Wall Street shines, but Asia cautious
Asia is reluctant to fully buy into the surge seen on Wall Street overnight, as the S&P 500 rose 1.40%, the Nasdaq jumped 2.13%, and the Dow Jones rose 1.03%. Only Japan and South Korea have leapt aboard the Wall Street rally, the Nikkei 225 climbing 1.0% and the Kospi rising 0.80%.
Perhaps with one eye on the upcoming US and China trade deal meeting, Mainland stocks markets are quiet, with both the Shanghai Composite and CSI 300 flat for the session. Both indices are lying in the exact middle of their 6-week ranges. After rallying initially on encouraging statements from Tencent, Hong Kong’s Hang Seng has eased by 0.70%, having failed to test its 200-day moving average (DMA) at 25,660.
Regionally, Singapore has climbed 1.30% today, with Kuala Lumpur 0.85% higher. Weak earnings data from Australia, though, see the ASX 200 down 0.90%, and the All Ordinaries falling 0.60%. New Zealand has recovered some of yesterday’s losses, rising 0.30%.

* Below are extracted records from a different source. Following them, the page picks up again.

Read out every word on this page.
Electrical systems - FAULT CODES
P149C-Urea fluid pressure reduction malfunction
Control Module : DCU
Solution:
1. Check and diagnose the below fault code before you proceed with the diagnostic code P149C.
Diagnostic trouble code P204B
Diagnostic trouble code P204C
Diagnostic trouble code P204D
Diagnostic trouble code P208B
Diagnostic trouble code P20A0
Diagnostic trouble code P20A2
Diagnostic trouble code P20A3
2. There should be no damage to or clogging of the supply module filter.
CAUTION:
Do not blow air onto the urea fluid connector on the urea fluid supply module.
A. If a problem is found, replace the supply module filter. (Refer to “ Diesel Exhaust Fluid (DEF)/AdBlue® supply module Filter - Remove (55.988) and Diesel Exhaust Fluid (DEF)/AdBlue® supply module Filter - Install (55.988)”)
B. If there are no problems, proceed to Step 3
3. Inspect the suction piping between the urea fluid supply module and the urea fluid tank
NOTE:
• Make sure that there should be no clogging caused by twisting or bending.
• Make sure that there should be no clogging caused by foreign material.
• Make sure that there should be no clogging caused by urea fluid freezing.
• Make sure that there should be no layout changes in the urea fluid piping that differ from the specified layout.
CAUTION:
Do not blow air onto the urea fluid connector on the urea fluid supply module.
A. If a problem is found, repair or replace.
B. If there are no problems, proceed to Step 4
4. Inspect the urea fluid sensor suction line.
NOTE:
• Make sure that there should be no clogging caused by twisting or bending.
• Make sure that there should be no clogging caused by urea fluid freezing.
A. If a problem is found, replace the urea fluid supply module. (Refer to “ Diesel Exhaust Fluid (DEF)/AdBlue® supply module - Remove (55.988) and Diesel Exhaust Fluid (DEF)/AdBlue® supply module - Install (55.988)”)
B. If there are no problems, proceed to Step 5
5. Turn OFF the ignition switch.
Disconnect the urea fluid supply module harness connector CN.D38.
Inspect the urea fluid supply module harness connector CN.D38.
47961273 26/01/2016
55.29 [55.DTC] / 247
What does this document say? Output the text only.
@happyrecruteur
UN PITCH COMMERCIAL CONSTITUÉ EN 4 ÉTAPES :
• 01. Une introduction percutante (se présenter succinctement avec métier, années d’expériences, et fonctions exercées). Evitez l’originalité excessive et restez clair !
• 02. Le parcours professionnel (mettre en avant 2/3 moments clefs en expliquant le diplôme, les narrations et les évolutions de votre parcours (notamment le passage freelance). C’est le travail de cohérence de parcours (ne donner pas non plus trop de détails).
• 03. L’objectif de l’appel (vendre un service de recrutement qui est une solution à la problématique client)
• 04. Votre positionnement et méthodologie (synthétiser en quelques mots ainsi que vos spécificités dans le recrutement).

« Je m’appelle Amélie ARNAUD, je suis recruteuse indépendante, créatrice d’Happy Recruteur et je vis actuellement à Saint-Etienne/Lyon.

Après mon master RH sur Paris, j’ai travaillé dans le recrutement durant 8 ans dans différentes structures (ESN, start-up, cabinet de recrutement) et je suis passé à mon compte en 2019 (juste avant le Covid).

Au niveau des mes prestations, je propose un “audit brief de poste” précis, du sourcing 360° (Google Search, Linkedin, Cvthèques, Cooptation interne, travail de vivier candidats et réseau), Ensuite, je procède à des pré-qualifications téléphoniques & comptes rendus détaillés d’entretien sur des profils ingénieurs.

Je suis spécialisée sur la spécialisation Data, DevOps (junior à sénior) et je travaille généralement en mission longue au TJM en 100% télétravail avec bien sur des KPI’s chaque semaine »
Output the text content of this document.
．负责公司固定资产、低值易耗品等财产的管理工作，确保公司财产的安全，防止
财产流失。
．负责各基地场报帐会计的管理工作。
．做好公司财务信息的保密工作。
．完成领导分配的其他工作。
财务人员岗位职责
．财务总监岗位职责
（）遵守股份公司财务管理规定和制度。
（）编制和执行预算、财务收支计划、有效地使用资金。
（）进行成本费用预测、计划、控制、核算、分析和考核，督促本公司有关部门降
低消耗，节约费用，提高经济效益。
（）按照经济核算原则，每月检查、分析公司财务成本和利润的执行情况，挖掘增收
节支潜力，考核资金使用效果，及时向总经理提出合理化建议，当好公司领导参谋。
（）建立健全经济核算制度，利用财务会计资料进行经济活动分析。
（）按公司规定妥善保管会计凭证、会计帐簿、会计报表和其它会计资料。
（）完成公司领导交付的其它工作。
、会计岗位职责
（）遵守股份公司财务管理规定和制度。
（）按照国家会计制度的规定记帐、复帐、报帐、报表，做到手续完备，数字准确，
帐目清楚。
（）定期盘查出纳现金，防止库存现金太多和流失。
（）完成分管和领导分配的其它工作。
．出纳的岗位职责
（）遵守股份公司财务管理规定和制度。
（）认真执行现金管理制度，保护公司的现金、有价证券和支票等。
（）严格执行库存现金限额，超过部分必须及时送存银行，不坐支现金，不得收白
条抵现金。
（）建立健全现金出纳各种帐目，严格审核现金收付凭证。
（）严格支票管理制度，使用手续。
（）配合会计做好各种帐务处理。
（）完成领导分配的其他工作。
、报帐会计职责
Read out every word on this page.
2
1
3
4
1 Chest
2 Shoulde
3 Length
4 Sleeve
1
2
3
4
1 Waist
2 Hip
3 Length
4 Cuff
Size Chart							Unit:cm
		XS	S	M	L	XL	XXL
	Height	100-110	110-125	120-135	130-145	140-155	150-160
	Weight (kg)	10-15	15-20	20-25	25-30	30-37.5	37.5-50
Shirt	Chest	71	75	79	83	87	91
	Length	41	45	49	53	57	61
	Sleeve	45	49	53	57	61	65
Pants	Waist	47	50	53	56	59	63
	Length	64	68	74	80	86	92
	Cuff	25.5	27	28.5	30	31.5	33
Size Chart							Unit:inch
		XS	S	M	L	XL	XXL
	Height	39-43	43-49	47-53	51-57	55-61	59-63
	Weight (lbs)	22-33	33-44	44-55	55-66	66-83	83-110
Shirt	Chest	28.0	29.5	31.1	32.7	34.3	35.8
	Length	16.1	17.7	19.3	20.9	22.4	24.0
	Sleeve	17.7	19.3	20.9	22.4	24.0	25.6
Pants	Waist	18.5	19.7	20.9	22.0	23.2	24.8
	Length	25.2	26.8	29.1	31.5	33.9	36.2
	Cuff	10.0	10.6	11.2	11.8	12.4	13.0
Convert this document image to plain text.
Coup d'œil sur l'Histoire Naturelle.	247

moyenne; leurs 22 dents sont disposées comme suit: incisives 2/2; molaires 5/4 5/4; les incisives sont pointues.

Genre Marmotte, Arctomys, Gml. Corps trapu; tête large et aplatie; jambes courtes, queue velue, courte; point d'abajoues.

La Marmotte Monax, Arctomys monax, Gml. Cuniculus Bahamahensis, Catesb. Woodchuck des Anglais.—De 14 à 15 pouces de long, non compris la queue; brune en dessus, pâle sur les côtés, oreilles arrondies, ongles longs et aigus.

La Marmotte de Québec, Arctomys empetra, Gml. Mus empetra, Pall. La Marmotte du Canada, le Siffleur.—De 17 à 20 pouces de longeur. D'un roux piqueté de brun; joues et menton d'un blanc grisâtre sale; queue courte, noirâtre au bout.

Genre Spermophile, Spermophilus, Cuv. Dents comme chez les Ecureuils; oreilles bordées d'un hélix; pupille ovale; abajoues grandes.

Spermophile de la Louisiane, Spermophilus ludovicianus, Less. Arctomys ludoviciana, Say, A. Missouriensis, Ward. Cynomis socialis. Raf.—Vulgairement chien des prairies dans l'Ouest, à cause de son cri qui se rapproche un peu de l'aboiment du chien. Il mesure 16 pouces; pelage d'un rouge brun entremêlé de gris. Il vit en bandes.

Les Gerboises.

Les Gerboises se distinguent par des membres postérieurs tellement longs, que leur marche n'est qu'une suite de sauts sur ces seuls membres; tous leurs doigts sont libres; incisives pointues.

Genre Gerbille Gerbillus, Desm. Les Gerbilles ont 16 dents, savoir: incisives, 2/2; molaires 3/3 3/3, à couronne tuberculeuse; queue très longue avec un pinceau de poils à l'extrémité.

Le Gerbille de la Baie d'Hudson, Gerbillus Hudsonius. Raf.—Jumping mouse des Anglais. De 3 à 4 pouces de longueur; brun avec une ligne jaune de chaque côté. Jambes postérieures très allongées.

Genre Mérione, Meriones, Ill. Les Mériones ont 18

The inflationistas should probably get back in their boxes for now. The overnight continuation of the buy-everything trade was due to a sigh of relief that the US isn’t facing deflationary pressures, and not because a quantitative easing-led, hyperinflation rider of the apocalypse appearing on the horizon. The US Treasury sold $38 billion of 10-year notes overnight with a strong bid-to-cover ratio. If inflation were really an issue, that would not have happened. Still, the fact that the US is not heading down the Japanification Road, is as good a reason to buy anything that moves as any.
The mixed picture in Asia appears to be reflecting an emphasis on regional issues, as opposed to universally slavishly following Wall Street. Asian investors may well be placing more emphasis on the importance of the US weekly employment data, then the overnight inflation data. Europe, though, I would expect to open higher following Wall Street’s strong performance overnight.